Le 25 janvier 2001, c’est précisément contre le rallongement de la durée de cotisation que les secteurs privé et public sont massivement descendus dans la rue. Le 1er février 2003 et dans les combats à venir, il faudra être mobilisé dans la rue et dans les boîtes, avec des travailleurs en lutte des secteurs privés et publics, pour le maintien et l’amélioration de ce système de retraite. La solidarité de tous sera nécessaire. En effet, le Medef parle déjà d’augmenter le nombre d’annuités nécessaires dans le privé à 42,5 annuités dans 10 ans. Gageons, que « par souci d’équité », les politiciens du moment sauront alors faire passer la durée de cotisation des salariés du public à 40 annuités… L’objectif étant à terme les 45 ans de cotisation.

À ce titre, le résultat du référendum sur la réforme du régime des retraites à EDF-GDF (280’000 salariés et retraités) est un signe très encourageant de la lucidité des travailleurs sur les enjeux et les rapports de classe en présence, y-compris vis-à-vis des positions d’accompagnement de leur appareil syndical bureaucratique.

Les décisions du patronat et de l’État n’ont rien d’inéluctables. La motivation et la conscience de classe revenant, peut-être pourrons-nous alors préparer la contre-offensive sociale généralisée. Les anarchistes ne situent pas leur projet social dans le cadre de l’expansion illimitée de la production de biens et de services, alors que certaines de ces marchandises ont peu d’utilité sociale, polluent et aliènent les individus, que ce soit sous forme d’exploitation ou de consommation « gadgétisée ». C’est pourquoi, à terme, et une fois le système capitaliste mis à bas, il faudra que les travailleurs et les consommateurs gèrent ensemble et sans intermédiaire en fonction de leurs besoins, la production et la répartition de ces richesses.
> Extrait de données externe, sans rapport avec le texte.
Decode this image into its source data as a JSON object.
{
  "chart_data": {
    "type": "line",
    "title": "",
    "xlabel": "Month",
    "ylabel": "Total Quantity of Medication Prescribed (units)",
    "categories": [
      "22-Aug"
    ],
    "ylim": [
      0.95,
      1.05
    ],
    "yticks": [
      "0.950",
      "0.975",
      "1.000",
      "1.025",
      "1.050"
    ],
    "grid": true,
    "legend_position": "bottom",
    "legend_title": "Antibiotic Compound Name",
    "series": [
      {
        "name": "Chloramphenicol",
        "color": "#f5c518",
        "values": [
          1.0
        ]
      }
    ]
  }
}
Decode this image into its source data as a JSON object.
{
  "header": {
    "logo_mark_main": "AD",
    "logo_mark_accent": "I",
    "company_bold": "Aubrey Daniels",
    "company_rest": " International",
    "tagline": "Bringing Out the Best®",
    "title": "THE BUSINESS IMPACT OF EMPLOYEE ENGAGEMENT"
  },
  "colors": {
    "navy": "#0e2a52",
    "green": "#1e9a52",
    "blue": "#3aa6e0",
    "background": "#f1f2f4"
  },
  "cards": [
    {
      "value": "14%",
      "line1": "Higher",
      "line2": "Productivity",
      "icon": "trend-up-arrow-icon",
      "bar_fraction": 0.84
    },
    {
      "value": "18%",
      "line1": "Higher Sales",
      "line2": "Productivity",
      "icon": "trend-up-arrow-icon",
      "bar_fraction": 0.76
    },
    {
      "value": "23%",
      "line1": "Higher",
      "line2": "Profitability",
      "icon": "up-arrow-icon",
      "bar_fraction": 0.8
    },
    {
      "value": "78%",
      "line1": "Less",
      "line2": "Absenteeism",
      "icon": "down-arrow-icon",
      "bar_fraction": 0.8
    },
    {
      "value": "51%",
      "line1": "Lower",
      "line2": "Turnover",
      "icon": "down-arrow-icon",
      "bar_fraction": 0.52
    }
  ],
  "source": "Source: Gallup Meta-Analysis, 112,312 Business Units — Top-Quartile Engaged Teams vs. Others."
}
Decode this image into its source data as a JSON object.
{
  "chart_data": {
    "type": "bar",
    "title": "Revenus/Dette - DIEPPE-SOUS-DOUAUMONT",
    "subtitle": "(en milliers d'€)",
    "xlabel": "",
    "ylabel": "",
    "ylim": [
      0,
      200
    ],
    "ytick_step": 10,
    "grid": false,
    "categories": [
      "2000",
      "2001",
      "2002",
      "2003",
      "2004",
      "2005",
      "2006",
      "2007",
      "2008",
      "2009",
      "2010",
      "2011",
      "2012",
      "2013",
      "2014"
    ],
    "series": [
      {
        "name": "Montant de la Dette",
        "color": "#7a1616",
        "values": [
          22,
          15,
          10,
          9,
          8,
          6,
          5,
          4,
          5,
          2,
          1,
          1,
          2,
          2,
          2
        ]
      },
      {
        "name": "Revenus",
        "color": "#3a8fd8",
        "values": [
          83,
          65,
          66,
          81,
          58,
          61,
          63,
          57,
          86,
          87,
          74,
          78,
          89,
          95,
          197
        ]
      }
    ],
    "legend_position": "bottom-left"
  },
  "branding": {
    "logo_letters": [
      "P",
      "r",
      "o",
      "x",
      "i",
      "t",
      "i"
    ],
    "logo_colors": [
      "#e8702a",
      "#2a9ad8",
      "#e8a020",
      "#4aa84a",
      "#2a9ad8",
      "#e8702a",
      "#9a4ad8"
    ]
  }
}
Pierre, groupe la Commune, CGT PTT 35


des revendications

  • La retraite à taux plein avec 37,5 annuités de cotisation, privé comme public, car c’est la durée moyenne d’une vie de travail pour les salariés du privé comme du public ;
  • Un montant de pension net minimum de 75 % du traitement net dans le public comme dans le privé ;
  • L’abrogation des lois, réformes et accords anti-sociaux ARCCO-AGIRC ;
  • Une augmentation des minimas sociaux : minimum vieillesse et minimum contributif en particulier ;
  • Le départ en retraite à partir de 55 ans, le maintien d’un système par répartition intégrale.

Le financement de ces mesures devra être pris en charge par le patronat : taxation des revenus financiers des entreprises, augmentation des cotisations patronales, extension des assiettes de contribution patronale à l’ensemble de la valeur ajoutée.